What kinds of problems? Peggy asks him.

He doesn't have a clue. I'm just telling you what my grandmother told me, he says, and she laughs to herself about this.

A few days later a letter arrives from him. It is on the kitchen table when Peggy comes home from work. Of course, the boy who wrote letters to Lorraine Pugles after each date! How could she have forgotten?

She opens his letter standing at the sink, her coat still on. It is to thank her for taking the walk in the rain with him. He apologizes if he talked too much and he tells her that she was a very good listener. A good listener like you is hard to find, he has written. This brings a smile to her face. She is still smiling when her mother comes through the front door, calling her name.

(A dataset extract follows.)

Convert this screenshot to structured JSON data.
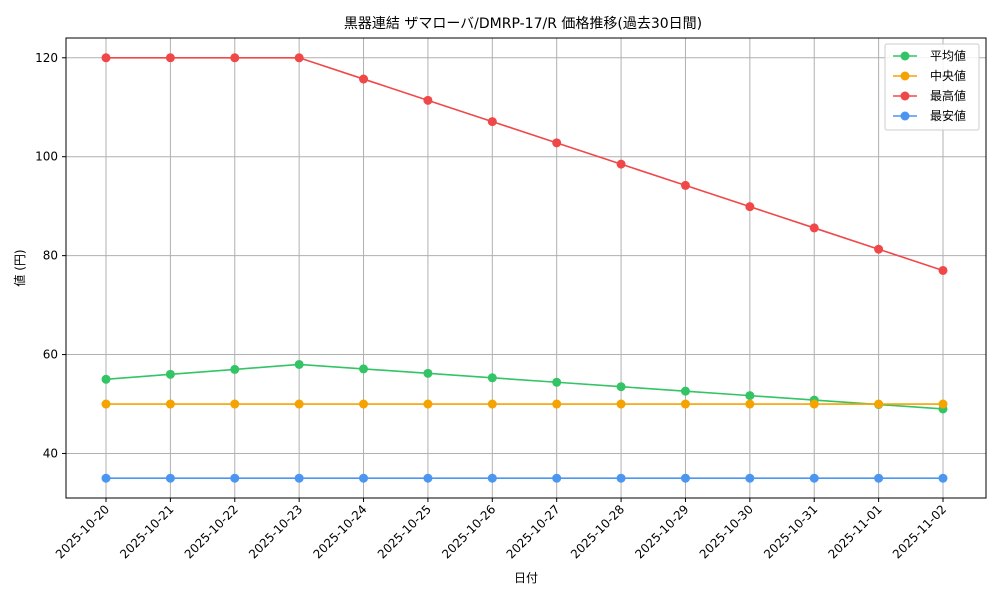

She wants to show her something. Follow me, she says.

They walk down Market Street, across Main, to School Street. The first stars are bright in the sky. Peggy has Dick Snyder's letter in her coat pocket. She is playing a game with it, running her fingertips across it, then taking her hand out of her pocket and counting to ten below her breath, then
putting her hand back in her pocket to see if it is still there. This makes the letter real. It makes
him
real. She pictures him walking to a mailbox, whistling. Or perhaps driving in his gigantic car with the letter beside him on the front seat. In the two days since the two of them walked through the rain his story has not left her. All day today at work she was trying to think of the precise moments of his life, as if to make his life her own. How they had no plumbing in the house they rented in Skippack when he was a boy and his little sister used to awaken him in the night to take her to the outhouse. She would stand at the door and wouldn't go inside until he had taken the broken handle from an old broom and rattled it around the rim of the seat to clear away the spiders. Then he would remind her to lift up the hem of her nightgown so it wouldn't get dirty.

Peggy fingers the letter in her pocket as she walks down School Street with her mother. She can hear his voice in the rain telling her the story of his mother climbing over the orphanage wall when she was sixteen. And the story of his mother losing her first-born son to pneumonia when he was a boy. How his body lay in his coffin in the living room for two days and how the sound of his mother's weeping filled the house. Her lost boy. Dick was determined to ease his mother's sorrow, so he made a scrapbook of his older brother. On one page he pasted the laces from his brother's last pair of shoes. On another a poem he wrote about the times he and this lost brother used to go sledding down Grumbach's Hill, flying all the way down and hitting the frozen creek at the bottom and gliding across it with their eyes closed so it seemed like they were flying. Sometimes in her sorrow his mother would cry out in her sleep. He would go to her and she would be embarrassed. She would apologize and he would return to his bed
and try to keep awake until he was sure she had fallen back to sleep.

He told his stories with a childlike innocence that made them irresistible. This was his gift to her, stories so full of hope that they could enter her. This young man, born in a veil in his grandmother's bed, the only survivor of his mother's three sons, believed his life was intended for something exceptional. He had already told her that God had some purpose for him.

Peggy and her mother have stopped a little ways down School Street. Right here, her mother tells her. What do you think, Peggy?

She tells her that her father has decided to buy this piece of land and to build a new house here. Two hundred and twenty dollars for the land; two more paychecks and the land will be theirs.

Peggy wants to know why they have decided to build a new house now. I won't be living at home too much longer, Mom. You'll have a lot more room once I'm gone.

Her mother smiles and takes her hand. Not this spring, but the following spring is when they will start building the house, but she has already decided on the layout of the rooms. Here is where I'll have my dining room, Peg. You know how I've always wanted a house with a dining room. I'll have windows above the sink so I can see outside while I wash the dishes. The stove here. The refrigerator here.